Two BoE policymakers are expected to deliver speeches later in the day and investors will be watching closely for any signs that the market has overtaken itself in pricing interest rate hikes before the end of the year.
“Should they fail to back down against aggressive, early pricing of BoE rate hikes, GBP could get further lift,” ING analysts wrote in the morning note.
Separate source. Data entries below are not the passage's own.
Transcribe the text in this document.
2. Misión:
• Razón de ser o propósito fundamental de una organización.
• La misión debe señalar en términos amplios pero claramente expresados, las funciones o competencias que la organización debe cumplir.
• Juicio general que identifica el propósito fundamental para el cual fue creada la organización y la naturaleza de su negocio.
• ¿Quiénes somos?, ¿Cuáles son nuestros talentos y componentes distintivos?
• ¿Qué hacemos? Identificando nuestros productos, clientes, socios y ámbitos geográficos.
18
The BoE, which is facing a surge in inflation, is set to become the first major central bank to raise interest rates since the start of the pandemic.
The pound jumped against the dollar on Monday when BoE Governor Andrew Bailey stressed the need to prevent inflation from becoming permanently embedded, and fellow policymaker Michael Saunders said households should be “prepared” for interest rate hikes. Must be ready.
At 0841 GMT on Thursday, sterling was up 0.30% versus the dollar at $1.3704.
Against the euro, it rose 0.11% to 84.78 after touching a two-month high.
For some analysts, talks with Brussels to ease the transit of goods in Northern Ireland and general post-Brexit tensions are likely to keep a lid on the British currency.
Commerzbank strategist Ulrich Leuchtmann argued, “The British Premier got things wrong so often during Brexit negotiations that a stubborn British position only carries further political and economic risks”.
“They make a strong Sterling impossible, despite the Bank of England’s rapid rise in rates”, Leuchtman said, adding that despite the scathing comments from BoE policymakers, “Sterling has only been able to recoup the losses it recorded in September.” Was”.
So far, EU proposals to reduce paperwork and checks on food and medicines coming into Northern Ireland from mainland Britain have been cautiously welcomed.
As far as economic indicators are concerned, this week’s figures, including UK jobs data for September, came in broadly in line with forecasts.
The Office for National Statistics said on Wednesday that the UK economy grew 0.4% in August, just 0.8% smaller than in February 2020.